Allongement de la validité des ordonnances, primo-prescription : plus de 6 Français sur 10 favorables
L’Igas propose également d’autoriser, au cas où ces mesures ne suffiraient pas à faire baisser les délais de rendez-vous chez l’ophtalmologiste, la primo-prescription par les opticiens, sans passer par l’ophtalmologiste, pour les 16-42 ans avec faible correction (+-2D) : 64% des Français approuvent cette mesure. Ce qui entraînerait un changement profond de la filière.

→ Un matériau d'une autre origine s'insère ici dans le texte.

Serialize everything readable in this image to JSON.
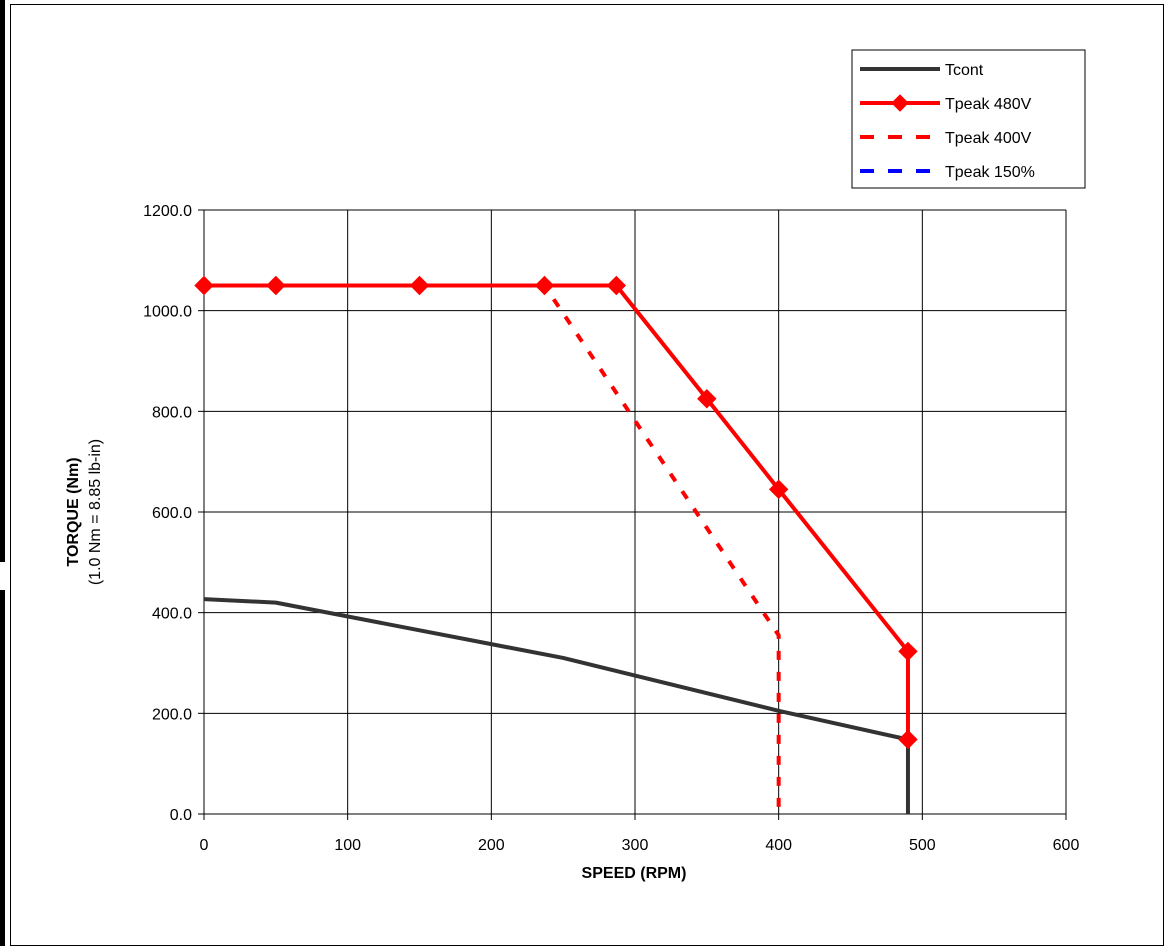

Avec le développement de la télémédecine, il est possible de faire des téléconsultations chez l’opticien. Des phases de tests sont en cours (en audio comme en optique). Interrogés sur cette possibilité, 2/3 des Français sont prêts à ce que les prises de mesures se déroulent au sein du magasin. Parmi eux, 43% opteraient pour un examen (y compris tension oculaire, fond d’œil) réalisé par l’opticien avec consultation en direct par l’ophtalmologiste. 40% préféreraient une transmission des résultats ultérieurement à l’ophtalmologiste avec rendez-vous complémentaire si nécessaire.
Une majorité de Français apparaît donc bien favorable à ce que l’opticien soit une des portes d’entrée du parcours de soins visuels. Pour le moment, aucune décision n’a été prise par les pouvoirs publics quant aux suites à donner au rapport Igas publié en septembre dernier, crise sanitaire oblige. Il n’y a pas plus de traduction de ses recommandations au sein du PLFSS 2021. L’urgence est pourtant bien là. Dans un contexte de vieillissement de la population et de croissance forte des besoins visuels, en rester à l’organisation actuelle des soins, alors que des solutions rapides à mettre en œuvre existent, risque d’aggraver encore les difficultés d’accès aux soins et la non-prise en charge des patients.
** L’avenir de la santé visuelle : innover pour compenser le manque d’ophtalmologues, étude Asterès, avril 2020.